Case study


Tackling climate change is central to NatWest’s purpose-led strategy. The bank’s net zero strategy covers its financed emissions (from loans and investment activities), assets under management and its own operational value chain. 

NatWest’s use of TCLP’s climate clauses sits alongside other climate action it has taken. This includes committing £100 billion to a sustainable finance fund and only working with companies with credible decarbonisation plans.

The legal team, which supports the bank’s outsourcing and technology work, has explored ways to support the bank’s ambition to be net zero by 2050. It is working with suppliers to drive change and satisfy its commitment to tackle its value chain emissions. 

TCLP clauses and the Bank’s approach

The NatWest legal team manages and evolves the bank’s extensive suite of template supply contracts. Working closely with the bank’s procurement function, they updated these templates to reflect the bank’s climate ambitions. 

Using Zoë & Bea’s Clause as a jumping-off point and adapting it to reflect the role of the bank’s sustainability ratings partner, NatWest has introduced sustainability clauses across their template supply contracts. The clauses support and incentivise reductions in Scope 3 emissions and promote positive sustainability behaviour.

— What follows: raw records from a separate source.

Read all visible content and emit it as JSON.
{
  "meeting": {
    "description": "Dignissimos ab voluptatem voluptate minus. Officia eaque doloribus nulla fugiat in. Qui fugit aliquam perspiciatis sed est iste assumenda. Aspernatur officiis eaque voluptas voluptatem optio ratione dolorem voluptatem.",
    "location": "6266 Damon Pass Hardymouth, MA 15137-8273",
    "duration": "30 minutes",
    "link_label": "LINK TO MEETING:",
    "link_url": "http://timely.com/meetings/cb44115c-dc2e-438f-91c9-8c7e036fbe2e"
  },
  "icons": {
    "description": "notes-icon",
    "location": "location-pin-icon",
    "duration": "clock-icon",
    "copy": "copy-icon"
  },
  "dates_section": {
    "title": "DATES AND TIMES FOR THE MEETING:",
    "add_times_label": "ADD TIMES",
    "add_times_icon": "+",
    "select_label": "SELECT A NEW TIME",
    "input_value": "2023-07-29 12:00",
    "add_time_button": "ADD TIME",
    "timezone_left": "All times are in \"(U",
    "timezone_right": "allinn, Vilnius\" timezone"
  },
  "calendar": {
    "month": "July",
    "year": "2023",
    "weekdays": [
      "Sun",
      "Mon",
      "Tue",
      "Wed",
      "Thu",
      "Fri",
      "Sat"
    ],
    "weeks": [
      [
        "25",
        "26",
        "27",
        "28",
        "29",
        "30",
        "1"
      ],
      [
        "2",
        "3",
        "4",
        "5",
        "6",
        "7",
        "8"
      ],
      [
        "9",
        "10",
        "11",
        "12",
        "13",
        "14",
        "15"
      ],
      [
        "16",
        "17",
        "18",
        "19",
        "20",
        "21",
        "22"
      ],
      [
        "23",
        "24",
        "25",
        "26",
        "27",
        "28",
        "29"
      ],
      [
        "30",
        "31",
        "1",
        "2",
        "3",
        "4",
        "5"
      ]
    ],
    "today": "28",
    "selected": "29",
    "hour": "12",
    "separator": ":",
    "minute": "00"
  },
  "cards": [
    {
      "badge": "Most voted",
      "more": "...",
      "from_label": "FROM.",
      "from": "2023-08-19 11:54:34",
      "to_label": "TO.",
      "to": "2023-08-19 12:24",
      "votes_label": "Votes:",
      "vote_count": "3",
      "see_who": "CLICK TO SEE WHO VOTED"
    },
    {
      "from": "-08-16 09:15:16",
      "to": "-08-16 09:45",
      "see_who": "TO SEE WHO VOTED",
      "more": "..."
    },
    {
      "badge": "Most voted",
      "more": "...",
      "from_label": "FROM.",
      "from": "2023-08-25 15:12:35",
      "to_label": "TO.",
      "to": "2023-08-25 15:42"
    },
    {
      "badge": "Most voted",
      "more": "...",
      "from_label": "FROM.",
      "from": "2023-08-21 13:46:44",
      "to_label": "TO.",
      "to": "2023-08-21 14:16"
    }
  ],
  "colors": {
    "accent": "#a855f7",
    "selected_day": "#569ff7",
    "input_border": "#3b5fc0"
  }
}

The new clauses act as a benchmarking tool. They require suppliers to take steps to improve their sustainability score following the production of a scorecard by NatWest’s ratings partner. A failure to improve that score over a period of time will allow NatWest to terminate the contract.

Drafting challenges

The legal team debated several issues. These included how they might strike a balance between a clause with teeth (free from any sense of greenwashing), and the need to recognise and acknowledge they were introducing new provisions (including termination rights) into a market where climate-transition clauses are not common. The team recognised the need to drive change in the supply chain while treating suppliers fairly and avoiding remedies such as hair-trigger termination rights. These remedies could dis-incentivise suppliers that were already high sustainability performers.   

The team sought to reach a reasonable position on each of these points by:

  • Building in flexibility to improve scores over time. 
  • Requiring  the bank to collaborate with suppliers and their ratings partner to identify and support reasonable improvements.

Supplier engagement

NatWest is in the early stages of this project but has not seen any significant negative reaction from suppliers. The bank’s sustainability ratings partner has already engaged with their supply base on behalf of other clients, which has made the process seem less alien for suppliers. NatWest is also aware that, following COP26, it has been a process that many suppliers have been trying to get to grips with. Going forward, the bank will track supplier responses and look to streamline the clauses where possible, sharing these learnings with TCLP.

Stakeholder experience

The legal team has received genuine support from within the bank on the introduction of the clauses. They see this as an example of the way in which the bank’s purpose has been successfully integrated into decision making. The team worked closely with the bank’s procurement team, which provided insight and support. 

The project was also fun. Kenny Robertson, Head of Outsourcing, Technology & IP legal team, confirms:

“This project has been a fantastic learning opportunity and energising to feel we are genuinely doing our bit to make a difference. We are really proud to be an early adopter in this space.”